Read other letters about this article
Here's an amicus brief (for the appeal) filed by William G. Weaver and Robert M. Pallitto in support of Judge Walker's rejection of the administration's secrecy assertion in Hepting v. AT&T. Chesney had also submitted an amicus brief, which includes his state secrets paper as an addendum (http://www.eff.org/legal/cases/att/amicus_brief_chesney_03162007.pdf)
Small excerpt:
The tendency on the part of some to cut the privilege from its moorings is evident in the Chesney Brief urging reversal of the district court’s ruling on the privilege in the instant case. This brief, similar to positions often taken by the government, mythologizes and expands the power of Reynolds beyond its pragmatic banks....
In sum, the analysis proposed by the Chesney Brief misstates existing precedent and conflates distinct legal doctrines. There is no reason to replace or supplement the trial court’s analysis of state secrets precedent with professor Chesney’s analyses.
and
The Addendum to the Chesney Brief includes a problematic table of cases purporting to be “Published Opinions Adjudicating Assertions of the State Secrets Privilege after Reynolds, 1954-2006.”

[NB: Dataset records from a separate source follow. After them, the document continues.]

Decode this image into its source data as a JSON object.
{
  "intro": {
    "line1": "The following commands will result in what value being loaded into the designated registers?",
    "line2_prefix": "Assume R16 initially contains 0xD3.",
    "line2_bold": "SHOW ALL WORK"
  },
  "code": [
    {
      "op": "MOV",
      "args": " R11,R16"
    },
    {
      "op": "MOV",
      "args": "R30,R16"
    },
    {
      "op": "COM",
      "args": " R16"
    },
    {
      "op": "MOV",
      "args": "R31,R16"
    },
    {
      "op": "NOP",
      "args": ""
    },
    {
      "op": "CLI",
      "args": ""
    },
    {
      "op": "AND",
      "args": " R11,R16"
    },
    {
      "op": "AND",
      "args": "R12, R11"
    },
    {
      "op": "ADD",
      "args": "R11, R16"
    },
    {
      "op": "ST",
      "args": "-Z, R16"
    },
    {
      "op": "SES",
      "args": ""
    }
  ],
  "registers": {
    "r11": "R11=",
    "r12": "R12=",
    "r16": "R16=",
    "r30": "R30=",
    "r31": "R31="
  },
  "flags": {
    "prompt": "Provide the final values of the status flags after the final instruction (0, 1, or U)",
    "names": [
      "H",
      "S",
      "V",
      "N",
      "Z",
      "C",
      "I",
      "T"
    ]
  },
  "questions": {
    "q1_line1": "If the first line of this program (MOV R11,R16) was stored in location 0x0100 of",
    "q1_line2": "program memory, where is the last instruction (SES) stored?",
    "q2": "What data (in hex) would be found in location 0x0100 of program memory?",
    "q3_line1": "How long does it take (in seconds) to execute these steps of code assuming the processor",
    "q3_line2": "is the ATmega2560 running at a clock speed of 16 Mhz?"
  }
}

Four of the ten cases included in the table before 1975 are not state secrets cases at all. United States v. Ahmad, 499 F. 2d 851 (3rd Cir. 1974); Black v. Sheraton, 371 F. Supp. 97 (D.D.C. 1974); Elson v. Bowen, 83 Nev. 515 (1967); Petrowicz v. Holland, 142 F. Supp. 369 (E.D. Pa. 1956). In none of those four cases did the government assert the privilege or apparently even bring up the privilege, and it can hardly be said that the courts involved “adjudicated” any matter concerning the privilege.